As much as it is completely ludicrous to call a $157 million final result a disappointment, the pre-sale hype for Amedeo Modigliani’s Nu couché (sur le côté gauche) (1917) was so high that by the time the actual auction arrived, the extremely thin, lackluster bidding was not only surprising, but extremely anticlimactic. Auctioneer Helena Newman opened bidding at $125 million and talked it up (including some so-called “chandelier,” or imaginary, bids) to $139 million, where it was finally hammered down to a Sotheby’s specialist on the phone with a client, who sources say was the third-party guarantor.

Though the hammer price was far short of the expected $150 million, at these nosebleed levels, hefty premiums go a long way. The final price marks the highest ever achieved by Sotheby’s and the fourth highest ever recorded at auction.

The mechanics of today’s auction market, in which much of the action is determined in advance, contributed to the counterintuitively underwhelming feeling. “I think Sotheby’s did a remarkable job securing such an extremely high third-party bid for the seller,” said David Norman, a private dealer and former Sotheby’s executive. “While I think evidence often bears out that non-guaranteed lots with reasonable published estimate outperform guaranteed lots, this was a case where I think they found maybe the one (and only?) person who would commit to that price (assumed $150 million) and they may not have gotten to that price in an open competition.”

This season, the Modgiliani is the only new member of the so-called “$100 million club.” Only in today’s upside-down market could that be called an anticlimax—but here we are.


Best-Selling Artist: Pablo Picasso

Pablo Picasso in Mougins, France in 1971. Photo: Ralph Gatti/AFP/Getty Images.

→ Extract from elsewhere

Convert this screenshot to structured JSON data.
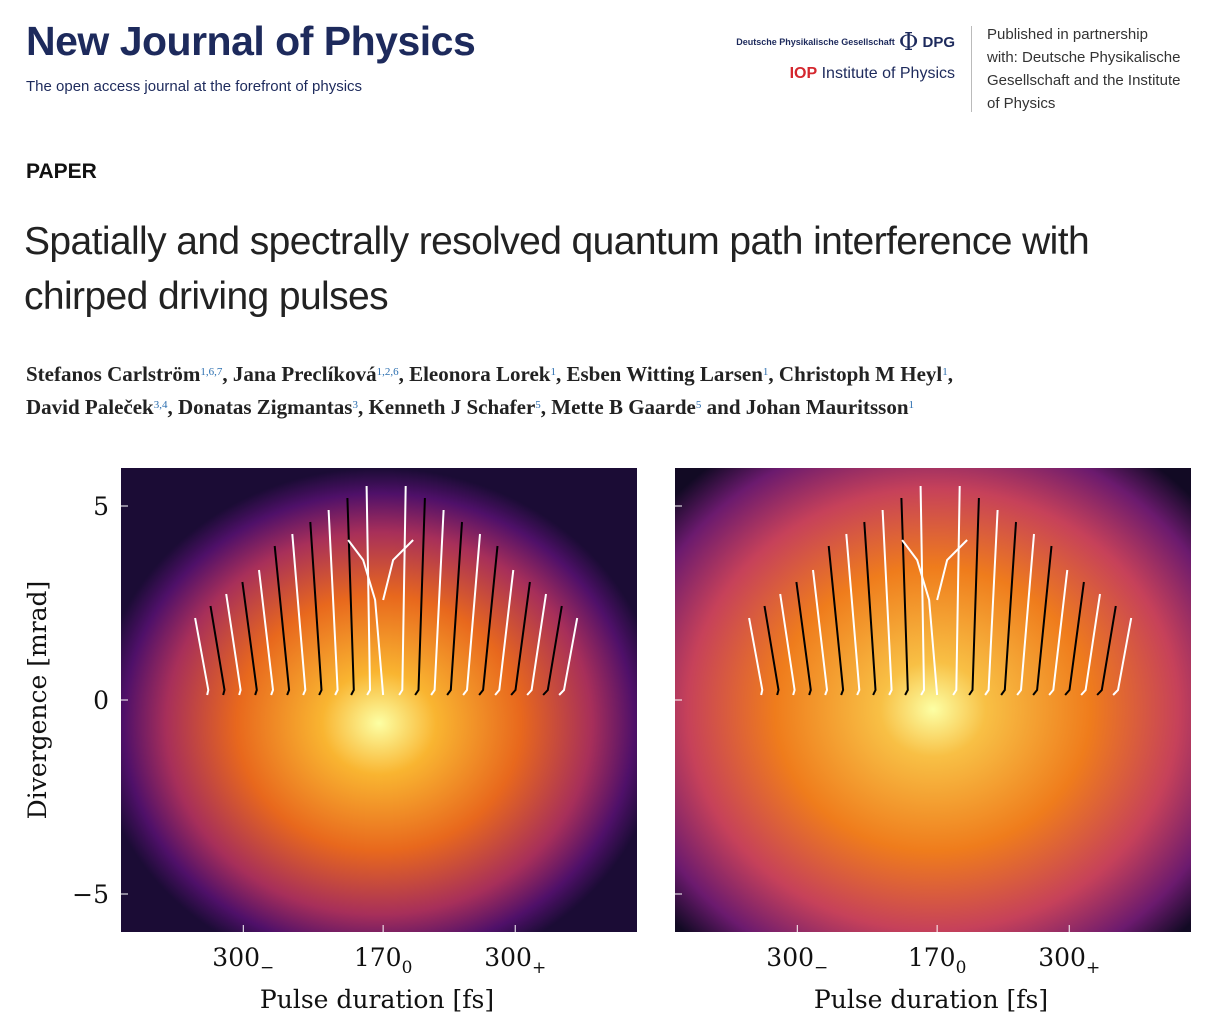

Although Modigliani generated the highest overall dollar value thanks to the sale of Nu couché, it seems disingenuous to hand him the title based on a single lot and the tepid bidding it inspired. Instead, the “best-selling” description applies more comfortably to Picasso, whose 29 sold lots brought a combined $116.7 million (including fees) into the three major houses last week. The Spanish master also posted an impressive sell-through rate of 78 percent (excluding lots withdrawn pre-sale). Most powerful, Picasso works generated 14.5 percent of all sales value in Christie’s and Sotheby’s Impressionist and Modern auctions this cycle, according to the artnet Price Database. (He was absent from Phillips’s 20th century and contemporary art sales this time out.) The results once again suggest that Picasso is to some degree playing the role of Atlas for the entire category, carrying the world on his back.